= Bycatch reduction device =

Tool designed to minimize unintended capture of marine animals

In the fishery business, a bycatch reduction device is a tool designed to minimize unintended capture of marine animals, to reduce the adverse effects of fishing on the ecosystem.

== Development ==

To minimize accidental capture of marine animals, National Oceanic and Atmospheric Administration (NOAA) fisheries developed and tested bycatch reduction devices (BRDs). These devices are openings in shrimp trawl nets that allow finfish or other unwanted aquatic animals to escape, while the target species, shrimp, is directed towards the tail bag or cod end of the net. The placement and design have been developed in conjunction with normal bottom trawling practices, using trawl nets outfitted with a turtle excluder device. BRDs are required in shrimp trawl nets working in the federal waters of the Gulf of Mexico and South Atlantic regions.
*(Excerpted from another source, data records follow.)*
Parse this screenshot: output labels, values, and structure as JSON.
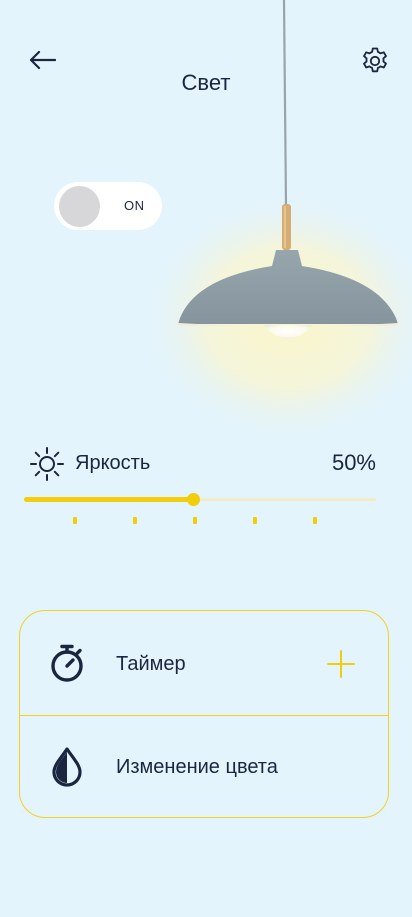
{
  "header": {
    "title": "Свет",
    "back_icon": "arrow-left-icon",
    "settings_icon": "gear-icon"
  },
  "power_toggle": {
    "label": "ON",
    "state": "on"
  },
  "brightness": {
    "icon": "sun-icon",
    "label": "Яркость",
    "value_text": "50%",
    "value_fraction": 0.48,
    "tick_count": 5
  },
  "options": [
    {
      "label": "Таймер",
      "icon": "stopwatch-icon",
      "action_icon": "plus-icon"
    },
    {
      "label": "Изменение цвета",
      "icon": "drop-icon"
    }
  ],
  "colors": {
    "background": "#e3f4fc",
    "accent": "#f2cd0a",
    "text": "#1b2540",
    "lamp_shade": "#8f9da5"
  }
}
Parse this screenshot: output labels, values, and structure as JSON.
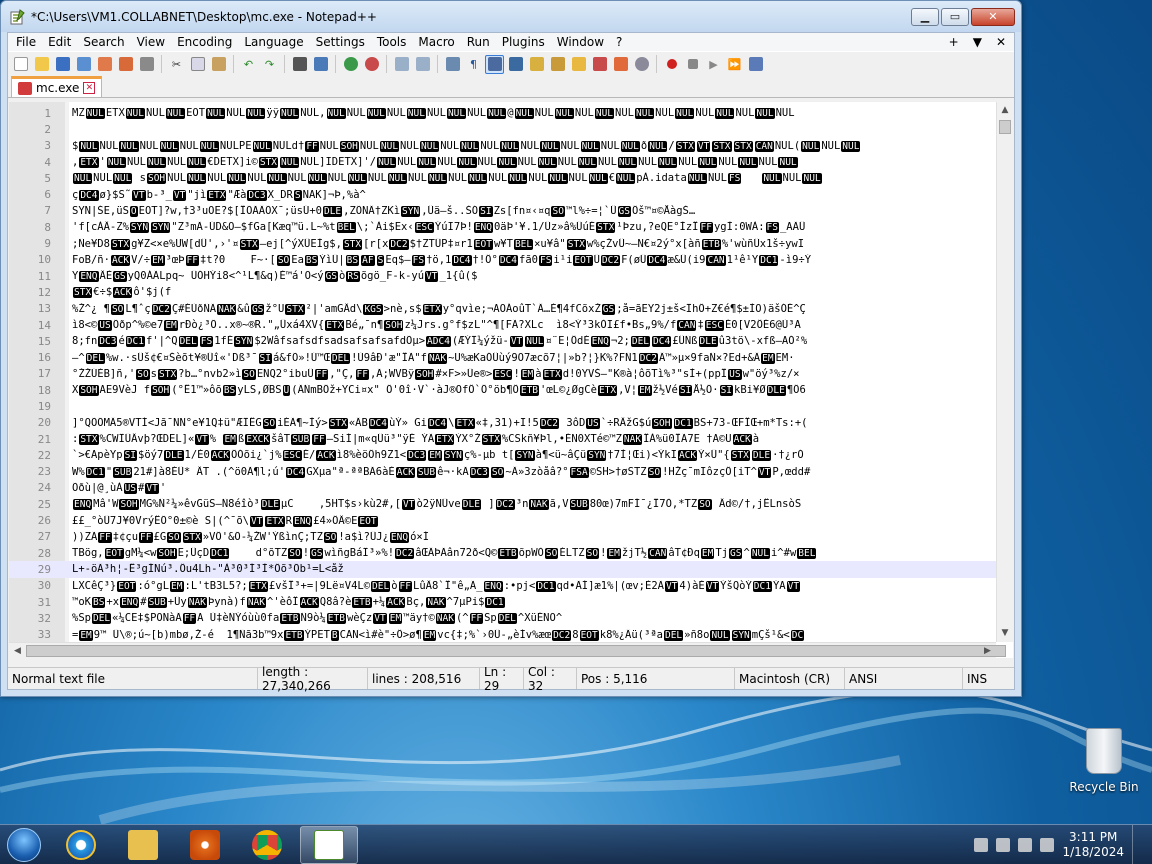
{
  "window": {
    "title": "*C:\\Users\\VM1.COLLABNET\\Desktop\\mc.exe - Notepad++"
  },
  "menu": [
    "File",
    "Edit",
    "Search",
    "View",
    "Encoding",
    "Language",
    "Settings",
    "Tools",
    "Macro",
    "Run",
    "Plugins",
    "Window",
    "?"
  ],
  "menu_right": [
    "+",
    "▼",
    "✕"
  ],
  "tab": {
    "label": "mc.exe"
  },
  "lines": [
    "MZ[NUL]ETX[NUL]NUL[NUL]EOT[NUL]NUL[NUL]ÿÿ[NUL]NUL,[NUL]NUL[NUL]NUL[NUL]NUL[NUL]NUL[NUL]@[NUL]NUL[NUL]NUL[NUL]NUL[NUL]NUL[NUL]NUL[NUL]NUL[NUL]NUL",
    "",
    "$[NUL]NUL[NUL]NUL[NUL]NUL[NUL]NULPE[NUL]NULd†[FF]NUL[SOH]NUL[NUL]NUL[NUL]NUL[NUL]NUL[NUL]NUL[NUL]NUL[NUL]NUL[NUL]ð[NUL]/[STX][VT][STX][STX][CAN]NUL([NUL]NUL[NUL]",
    ",[ETX]'[NUL]NUL[NUL]NUL[NUL]€DETX]i©[STX][NUL]NUL]IDETX]'/[NUL]NUL[NUL]NUL[NUL]NUL[NUL]NUL[NUL]NUL[NUL]NUL[NUL]NUL[NUL]NUL[NUL]NUL[NUL]NUL[NUL]",
    "[NUL]NUL[NUL] s[SOH]NUL[NUL]NUL[NUL]NUL[NUL]NUL[NUL]NUL[NUL]NUL[NUL]NUL[NUL]NUL[NUL]NUL[NUL]NUL[NUL]NUL[NUL]€[NUL]pÀ.idata[NUL]NUL[FS]   [NUL]NUL[NUL]",
    "ç[DC4]ø}$S˜[VT]b-³_[VT]\"jì[ETX]\"Æà[DC3]X_DR[S]NAK]¬Þ,%à^",
    "SYN|ŠE,üS[O]EOT]?w,†3³uOE?$[ÎÕÃÄÕX¯;üsÚ+0[DLE],ZÕNÄ†ZKì[SYN],Ûä—š..ŠÓ[SI]Zs[fn¤‹¤q[SO]™l%÷=¦`Û[GS]Ôš™¤©ÅàgŠ…",
    "'f[cÀÂ-Z%[SYN][SYN]\"Z³mÃ-ÚD&O—$fGa[Kæq™ü.L~%t[BEL]\\;`Ài$Ex‹[ESC]ÝúI7Þ![ENQ]0äÞ'¥.1/Üz»â%ÜúÉ[STX]¹Þzu,?eQE°ÌzÎ[FF]ygÌ:0WÀ:[FS]_AÄÛ",
    ";Ñe¥D8[STX]g¥Z<×e%UW[dÛ',›'¤[STX]—ej[^ýXÛEÌg$,[STX][r[x[DC2]$†ZTÜP‡¤r1[EOT]w¥T[BEL]×u¥â\"[STX]w%çŽvÛ~—N€¤2ý°x[àñ[ETB]%'wùñÜx1š÷ywI",
    "FoB/ñ·[ACK]V/÷[EM]³œÞ[FF]‡t?0    F~·[[SO]Ea[BS]ÝìÜ|[BS][AF][S]Eq$—[FS]†ö,1[DC4]†!Ô°[DC4]fã0[FS]i¹i[EOT]Ü[DC2]F(øÜ[DC4]æ&Ü(i9[CAN]1¹ê¹Y[DC1]-ì9÷Ý",
    "Y[ENQ]ÂÈ[GS]yQ0ÁÃLpq~ ÜÓHÝi8<^¹L¶&q)È™á'O<ý[GS]ò[RS]õgö_F-k-yú[VT]_1{û($",
    "[STX]€÷$[ACK]ô'$j(f",
    "%Ž^¿ ¶[SO]L¶ˆç[DC2]Ç#ÉÙðÑÃ[NAK]&û[GS]ž°U[STX]²|'amGÂd\\[KGS]>nè,s$[ETX]y°qvìe;¬AOÁoûT`Ä…È¶4fCõxŽ[GS];å=ãEY2j±š<ÏhÖ+Z€é¶$±ÌO)äšÓÉ^Ç",
    "ì8<©[US]Õðp^%©e7[EM]rÐò¿³Õ..x®~®R.\"„Ûxá4XV{[ETX]Bé„¯n¶[SOH]z¼Jrs.g°f$zL\"^¶[FÃ?XLc  ì8<Ý³3kÒI£f•Bs„9%/f[CAN]‡[ESC]É0[V2ÔÉ6@Ù³A",
    "8;fn[DC3]é[DC1]f'|^Q[DEL][FS]1fÉ[SYN]$2WâfsafsdfsadsafsafsafdÕµ>[ADC4](ÆÝÏ¼ýžü-[VT][NUL]¤¨E¦ÔdÉ[ENQ]¬2;[DEL][DC4]£ÛÑß[DLE]û3tö\\-xfß—AÓ²%",
    "–^[DEL]%w.·sÜš¢€¤Šèõt¥®Üî«'Dß³¯[SI]á&fÕ»!Ú™Œ[DEL]!Ù9âÐ'æ\"ÎÃ\"f[NAK]~U%æKaÓÛùý9O7æcõ7¦|»b?¦}K%?FÑ1[DC2]Ä™»µ×9faÑ×?Ed+&Ä[EM]EM·",
    "°ŽŽÚÈB]ñ,'[SO]s[STX]?b…°nvb2»ì[SO]ENQ2°ibuÜ[FF],\"Ç,[FF],Ã;WVBÿ[SOH]#×F>»Üe®>[ESC]![EM]à[ETX]d!0YVŠ—\"K®à¦ôõTì%³\"sÌ+(ppÎ[US]w\"öý³%z/×",
    "X[SOH]AE9VèJ f[SOH](°Ê1™»ôõ[BS]yLS,ØBS[U](ÃÑmBÖž+YCi¤x\" Ö'0î·V`·àJ®OfÔ`Ö°öb¶Ô[ETB]'œL©¿ØgCè[ETX],V¦[EM]ž½Vé[SI]Å½Ö·[SI]kBi¥Ø[DLE]¶Ö6",
    "",
    "]°QÕÕMÄ5®VTÍ<Jã¯NN°e¥1Q‡ü\"ÆÏÊG[SO]iÉÃ¶~Ìý>[STX]«ÄB[DC4]ùÝ» Gi[DC4]\\[ETX]«‡,31)+I!5[DC2] 3ôD[US]`÷RÂžG$ú[SOH][DC1]BS+73-ŒFÎŒ+m*Ts:+(",
    ":[STX]%CWÏÜÂvþ?ŒDEL]«[VT]% [EM]ß[EXCK]šâT[SUB][FF]—SiÍ|m«qÜü³\"ÿÉ ÝÃ[ETX]ÝX°Ž[STX]%CSkñ¥Þl,•ÉN0XTé©™Z[NAK]ÎÀ%ü0ÎÃ7E †A©U[ACK]à",
    "`>€ApèYp[SI]$öý7[DLE]1/È0[ACK]ÖÓõi¿`j%[ESC]É/[ACK]ì8%èöÖh9Z1<[DC3][EM][SYN]ç%-µb t[[SYN]à¶<ü~âÇü[SYN]†7Ì¦Œi)<ÝkI[ACK]Ý×Ü\"{[STX][DLE]·†¿rÓ",
    "W%[DC1]\"[SUB]21#]à8ÉÜ* ÂT .(^ö0Ã¶l;ú'[DC4]GXµa\"ª-ªªBÃ6àÈ[ACK][SUB]ê¬·kÃ[DC3][SO]~Ä»3zòåâ?°[FSA]©SH>†øSTZ[SO]!HŽç¯mIôzçÔ[iT^[VT]P,œdd#",
    "Õðù|@¸ùÀ[US]#[VT]'",
    "[ENQ]Mâ'W[SOH]MG%Ñ²¼»êvGüS—Ñ8éîò³[DLE]µC    ,5HT$s›kù2#,[[VT]ò2ÿNÜve[DLE] ][DC2]³n[NAK]ã,V[SUB]80œ)7mFÍ¯¿Î7Ò,*TZ[SO] Âd©/†,jÊLnsòS",
    "££_°òÜ7J¥0VrýÊÕ°0±©è S|(^¯õ\\[VT][ETX]R[ENQ]£4»ÔÂ©E[EOT]",
    "))ZÃ[FF]‡¢çu[FF]£G[SO][STX]»VÖ'&Õ-¼ŽW'ÝßìnÇ;TZ[SO]!a$ì?ÜJ¿[ENQ]ó×Í",
    "TBög,[EOT]gM¼<w[SOH]E;ÜçD[DC1]    d°õTZ[SO]![GS]wìñgBáÏ³»%![DC2]âŒÄÞÃân72ð<Q©[ETB]õpWÒ[SO]ÉLTZ[SO]![EM]žjT½[CAN]âT¢Ðq[EM]Tj[GS]^[NUL]i^#w[BEL]",
    "L+-öÃ³h¦-Ê³gÍNú³.Ôu4Lh-\"À³0³Í³Ì*Öõ³Õb¹=L<åž",
    "LXCêÇ³}[EOT]:ó°gL[EM]:L'tB3L5?;[ETX]£všÎ³+=|9Lë¤V4L©[DEL]ò[FF]LûÂ8`Î\"ê„Ã_[ENQ]:•pj<[DC1]qd•ÃÍ]æ1%|(œv;È2Ã[VT]4)àÈ[VT]ÝšQòÝ[DC1]ÝA[VT]",
    "™oK[BS]+x[ENQ]#[SUB]+Üy[NAK]Þynà)f[NAK]^'èôÎ[ACK]Q8â?è[ETB]+¼[ACK]Bç,[NAK]^7µPi$[DC1]",
    "%Sp[DEL]«¼CE‡$PONàÃ[FF]A Ù‡èÑÝóùù0fa[ETB]Ñ9ò¼[ETB]wèÇz[VT][EM]™äy†©[NAK](^[FF]Sp[DEL]^XüÉNO^",
    "=[EM]9™ Ü\\®;ú~[b)mbø,Ž-é  1¶Ñã3b™9x[ETB]ÝPET[B]CAN<ì#è\"÷Ô>ø¶[EM]vc{‡;%`›0Ü-„èÍv%æœ[DC2]8[EOT]k8%¿Äü(³ªa[DEL]»ñ8o[NUL][SYN]mÇš¹&<[DC]",
    "tK9Ûf[SOH]`Ê¼(/mg2&`[NUL]`{-m[ETB]iB©œl[IÕ.|[BS]'k(6xUžÃ^zßY[EM]è™![BS]"
  ],
  "current_line": 29,
  "status": {
    "filetype": "Normal text file",
    "length": "length : 27,340,266",
    "lines": "lines : 208,516",
    "ln": "Ln : 29",
    "col": "Col : 32",
    "pos": "Pos : 5,116",
    "eol": "Macintosh (CR)",
    "encoding": "ANSI",
    "mode": "INS"
  },
  "desktop": {
    "recycle_bin": "Recycle Bin"
  },
  "taskbar": {
    "time": "3:11 PM",
    "date": "1/18/2024"
  },
  "colors": {
    "tab_accent": "#f0a040",
    "token_bg": "#000000",
    "token_fg": "#ffffff"
  },
  "icons": [
    "notepadpp-icon",
    "minimize-icon",
    "maximize-icon",
    "close-icon",
    "save-disk-icon",
    "start-orb-icon",
    "ie-icon",
    "explorer-folder-icon",
    "media-player-icon",
    "chrome-icon",
    "notepadpp-taskbar-icon",
    "recycle-bin-icon"
  ]
}
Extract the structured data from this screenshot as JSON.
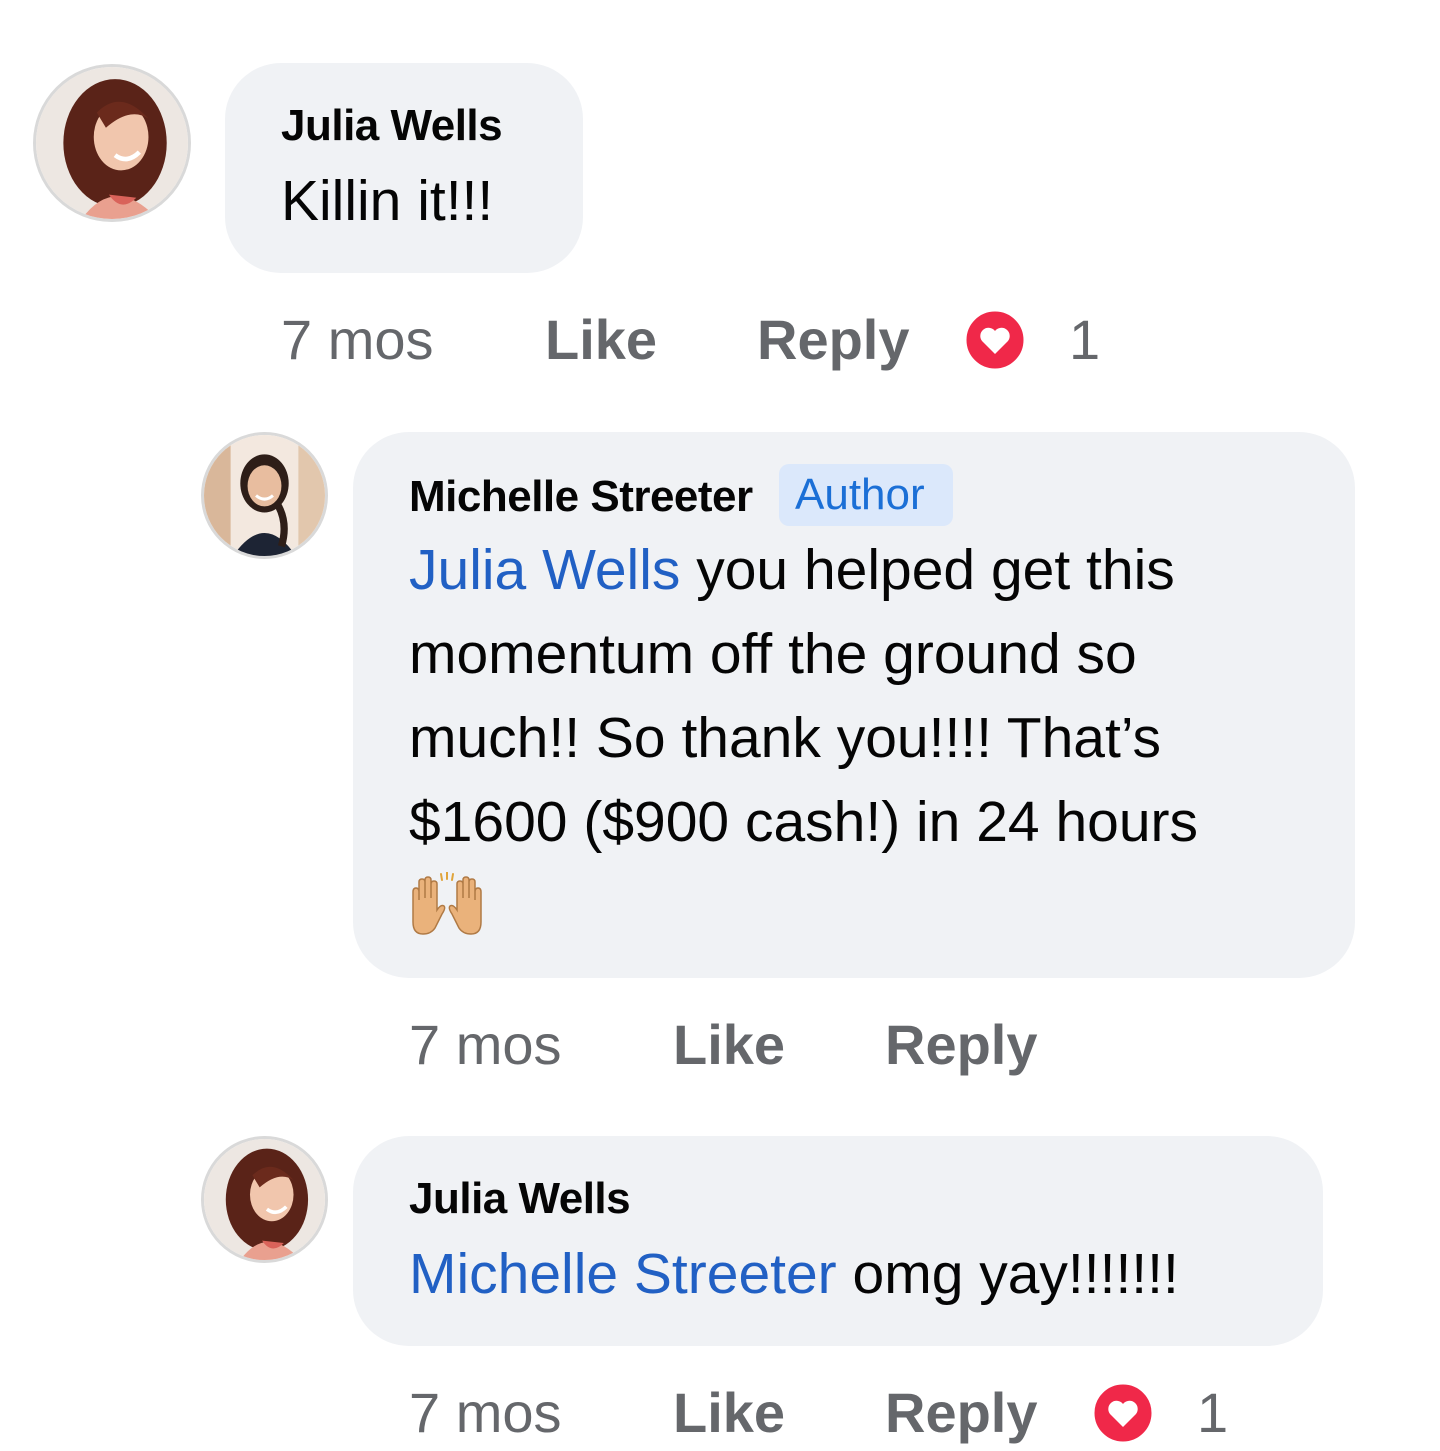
{
  "colors": {
    "bubble_bg": "#f0f2f5",
    "mention": "#2160c4",
    "meta_text": "#65676b",
    "author_badge_bg": "#dbe8fb",
    "author_badge_text": "#1b6fd6",
    "love_reaction": "#f02849"
  },
  "comments": [
    {
      "author": "Julia Wells",
      "text": "Killin it!!!",
      "time": "7 mos",
      "like_label": "Like",
      "reply_label": "Reply",
      "reaction_icon": "heart-love-icon",
      "reaction_count": "1"
    },
    {
      "author": "Michelle Streeter",
      "badge": "Author",
      "mention": "Julia Wells",
      "text_line1": " you helped get this",
      "text_line2": "momentum off the ground so",
      "text_line3": "much!! So thank you!!!! That’s",
      "text_line4": "$1600 ($900 cash!) in 24 hours",
      "emoji_icon": "raising-hands-emoji",
      "time": "7 mos",
      "like_label": "Like",
      "reply_label": "Reply"
    },
    {
      "author": "Julia Wells",
      "mention": "Michelle Streeter",
      "text": " omg yay!!!!!!!",
      "time": "7 mos",
      "like_label": "Like",
      "reply_label": "Reply",
      "reaction_icon": "heart-love-icon",
      "reaction_count": "1"
    }
  ]
}
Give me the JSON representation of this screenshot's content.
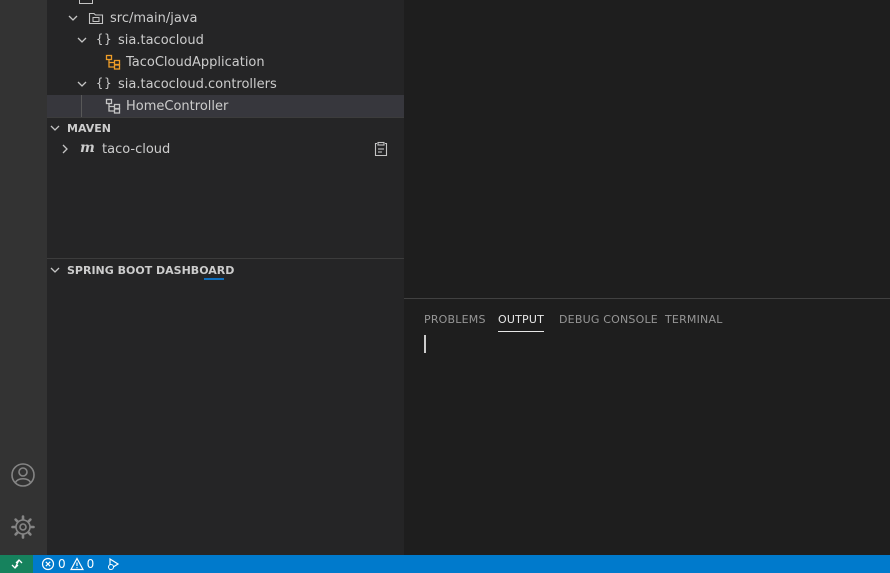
{
  "explorer": {
    "items": [
      {
        "label": "src/main/java",
        "icon": "source-folder-icon",
        "expanded": true
      },
      {
        "label": "sia.tacocloud",
        "icon": "package-icon",
        "expanded": true
      },
      {
        "label": "TacoCloudApplication",
        "icon": "class-icon"
      },
      {
        "label": "sia.tacocloud.controllers",
        "icon": "package-icon",
        "expanded": true
      },
      {
        "label": "HomeController",
        "icon": "class-icon",
        "selected": true
      }
    ]
  },
  "maven": {
    "header": "MAVEN",
    "items": [
      {
        "label": "taco-cloud",
        "icon": "maven-icon",
        "expanded": false
      }
    ]
  },
  "spring_boot": {
    "header": "SPRING BOOT DASHBOARD"
  },
  "panel": {
    "tabs": [
      {
        "label": "PROBLEMS",
        "active": false
      },
      {
        "label": "OUTPUT",
        "active": true
      },
      {
        "label": "DEBUG CONSOLE",
        "active": false
      },
      {
        "label": "TERMINAL",
        "active": false
      }
    ]
  },
  "status_bar": {
    "errors": "0",
    "warnings": "0"
  },
  "colors": {
    "status_bar": "#007acc",
    "remote": "#16825d",
    "class_icon": "#ee9d28",
    "sidebar": "#252526",
    "activity_bar": "#333333"
  }
}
A pulsed electric field-based shark and ray bycatch mitigation device, SharkGuard, was reported to have reduced bycatch of blue shark by 91% and of stingrays by 71% with commercial fishing gear in a French longline tuna fishery in the Mediterranean.

== Legal imperative ==
Officially, National Standard 9 was added to the Magnuson-Stevens Fishery Conservation and Management Act in 1996 to address the need to control the magnitude of bycatching. The standard mandates minimizing bycatch to the extent practicable and minimizing mortality of unavoidable bycatch. Congress increased requirements to protect this harvest in the Marine Mammal Protection Act and the Endangered Species Act. In response to these mandates, NOAA Fisheries (National Marine Fisheries Service) developed an ongoing by-catch plan and published Amendment 10 to the Fisheries Management Plan of the Gulf of Mexico Fisheries Management Council.

In conjunction with the plan, NOAA fisheries and other agencies collect data in order to monitor the extent and type of bycatch in all U.S. fishery regions. The associated research plan for the Gulf of Mexico and South Atlantic fisheries is available online. A portion of the Sea Grant website is dedicated to providing information and an archive of articles about the conservation efforts of commercial shrimpers associated with the use of BRDs in the Gulf of Mexico and South Atlantic regions.

== Research ==
Between 1990 and 1996, research in the Gulf of Mexico and South Atlantic shrimp trawl fisheries examined the proportions of catch and bycatch by weight. The data indicated that catches in the Gulf consisted of about 67 percent finned fish, 16 percent commercial shrimp, 13 percent non-commercial shrimp, and 4 percent other invertebrates. In the South Atlantic, the catch averaged 51 percent finned fish, 18 percent commercial shrimp, 13 percent non-commercial shrimp and crustaceans, and 18 percent non-crustacean invertebrates (by weight).

After insertion of various types of BRDs in the shrimp trawl nets, significant reductions were noted for Spanish mackerel, weakfish, croakers and spot in the South Atlantic region and for Atlantic croakers, king mackerel, Spanish mackerel and red snapper in the Gulf region. Red snapper conservation is one of the primary reasons for interest in BRDs by the Gulf of Mexico Fishery Management Council.

During 1997 and 1998, trawls in federal waters of the Gulf of Mexico and South Atlantic regions were required to insert and use a BRD in their nets. This device is installed in the cod end of a shrimp trawl for the purpose of excluding finfish from the net. Since then, NOAA fisheries have certified three types of BRDs for use in the Gulf of Mexico region: the Gulf Fisheye, the Jones-Davis, and the Fisheye BRDs; and five for the south Atlantic region: the Extended Funnel, Expanded Mesh, Fisheye, Gulf Fisheye and Jones-Davis BRDs.

According to research conducted during 2003-2004, the Extended Funnel BRD and an Expanded Mesh BRD were found to be successful in the South Atlantic, while the 12” by 5” Fisheye BRD was considered successful in both South Atlantic and Gulf of Mexico waters. These conclusions are subject to continuing research.